Inflazione frena, alert consumi Codacons: ‘paradossale parlare di chiusure domenicali di negozi’
Inflazione in rallentamento in Italia nel mese di gennaio. L’Istat ha reso noto che, nel mese, l’indice nazionale dei prezzi al consumo per l’intera collettività, al lordo dei tabacchi, è aumentato dello 0,1% rispetto al mese precedente e dello 0,9% su base annua, rispetto al +1,1% su base annua di dicembre. E’ stata confermata la stima preliminare. Non si tratta di un dato positivo per l’Italia, in quanto il rallentamento delle pressioni inflazionistiche indica un contesto di indebolimento dell’economia. Economia che, è bene ricordarlo, è scivolata in recessione nel secondo semestre del 2018.
Il dato scatena la reazione immediata del Codacons, che in una nota lancia l’allarme consumi in Italia, sottolineando che la frenata dei prezzi al dettaglio confermata dal dato dell’Istat di gennaio “è un segnale preoccupante, soprattutto se associato ai numeri negativi fatti registrare dal commercio e dall’industria nell’ultimo periodo”.
“Il rallentamento dei prezzi – precisa il presidente del Codacons, Carlo Rienzi – è dovuto principalmente alla mancata ripartenza dei consumi, come attestano i dati sulle vendite e sul commercio, estremamente negativi negli ultimi mesi, A fronte di tale situazione i listini al dettaglio subiscono effetti diretti con una conseguente frenata dell’inflazione. In tale contesto appare sempre più paradossale parlare di chiusure domenicali dei negozi, quando al contrario andrebbero incentivate le occasioni di acquisto per le famiglie per ridare fiato al commercio e a migliaia di negozi in crisi”.
L’Istat ha motivato l’indebolimento delle pressioni inflazionistiche soprattutto con la minore crescita dei prezzi dei beni energetici sia nella componente regolamentata (da +10,7% di dicembre a +7,9%) sia in quella non regolamentata (da +2,6% a +0,3%).
La dinamica è stata in parte mitigata dall’accelerazione dei prezzi dei servizi relativi ai trasporti (che passano da +0,6% a +2,2%) e in misura minore dei Beni alimentari non lavorati (da +1,3% a +1,7%).
Il rallentamento ha interessato anche la cosiddetta inflazione di fondo, ovvero l’inflazione al netto degli energetici e degli alimentari freschi: il dato, in questo caso, ha segnato una decelerazione dal +0,6% di dicembre a +0,5%. Al netto dei soli beni energetici, il trend è rimasto invece stabile a +0,6%.
Rispetto al gennaio del 2018 l’inflazione ha sofferto un forte rallentamento per i beni (da +1,2% a +0,7%), mentre i prezzi della componente dei servizi sono rimasti stabili a +1,1%; rispetto al mese di dicembre il differenziale inflazionistico tra servizi e beni è diventato positivo, pari a +0,4 punti percentuali (rispetto a -0,1 punti percentuali nel mese precedente).
L’inflazione acquisita per il 2019 è +0,1% per l’indice generale e -0,3% per la componente di fondo.
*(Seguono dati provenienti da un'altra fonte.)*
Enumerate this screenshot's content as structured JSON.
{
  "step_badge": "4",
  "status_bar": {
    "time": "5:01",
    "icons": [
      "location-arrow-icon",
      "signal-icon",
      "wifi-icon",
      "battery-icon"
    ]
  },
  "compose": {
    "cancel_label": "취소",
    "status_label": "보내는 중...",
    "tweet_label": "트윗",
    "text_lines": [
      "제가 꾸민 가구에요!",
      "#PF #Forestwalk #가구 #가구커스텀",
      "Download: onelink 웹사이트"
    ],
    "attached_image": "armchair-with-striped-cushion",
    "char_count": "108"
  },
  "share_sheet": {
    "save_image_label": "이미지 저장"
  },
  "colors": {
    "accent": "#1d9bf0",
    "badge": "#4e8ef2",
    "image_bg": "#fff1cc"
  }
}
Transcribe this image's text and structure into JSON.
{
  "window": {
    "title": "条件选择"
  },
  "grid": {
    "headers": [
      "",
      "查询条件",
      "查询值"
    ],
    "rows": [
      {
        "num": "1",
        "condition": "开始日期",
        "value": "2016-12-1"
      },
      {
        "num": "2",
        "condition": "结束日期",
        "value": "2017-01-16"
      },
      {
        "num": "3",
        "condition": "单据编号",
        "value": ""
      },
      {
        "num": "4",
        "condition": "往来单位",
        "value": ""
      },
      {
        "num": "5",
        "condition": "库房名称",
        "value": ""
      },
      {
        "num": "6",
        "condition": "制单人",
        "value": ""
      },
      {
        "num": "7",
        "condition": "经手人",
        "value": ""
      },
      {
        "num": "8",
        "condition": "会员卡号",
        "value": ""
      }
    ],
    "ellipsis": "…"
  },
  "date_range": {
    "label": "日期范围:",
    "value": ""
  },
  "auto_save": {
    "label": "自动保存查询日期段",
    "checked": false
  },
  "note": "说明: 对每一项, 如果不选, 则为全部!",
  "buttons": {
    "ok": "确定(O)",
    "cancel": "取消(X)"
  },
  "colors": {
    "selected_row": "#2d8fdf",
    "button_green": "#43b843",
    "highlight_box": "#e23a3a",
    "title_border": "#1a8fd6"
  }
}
Dal dato emerge che la crescita dei prezzi dei prodotti di largo consumo è rallentata: per i Beni alimentari, per la cura della casa e della persona passa il tasso è sceso da +0,7% a +0,6%, per i prodotti ad alta frequenza d’acquisto da +1,2% a +0,8%.
Così l’Istat ha commentato il dato: il 2019 “si apre con un’inflazione in rallentamento e che accentua i segnali di debolezza dell’ultima parte del 2018, scendendo sotto il punto percentuale. In particolare, dopo sei mesi nei quali era stata più elevata di quella dei servizi, a gennaio 2019, a causa principalmente della frenata dei prezzi dei carburanti, la crescita dei prezzi dei beni si porta al di sotto di quella dei servizi e del paniere nel suo complesso, così come arretra quella dei prodotti ad alta frequenza d’acquisto”.
In questo quadro, “nonostante l’accelerazione dei prezzi degli alimentari non lavorati e grazie al rallentamento di quelli degli alimentari lavorati, l’indice dei prezzi dei prodotti di largo consumo, seppur di poco, mitiga anch’esso la sua pressione sul potere d’acquisto delle famiglie”.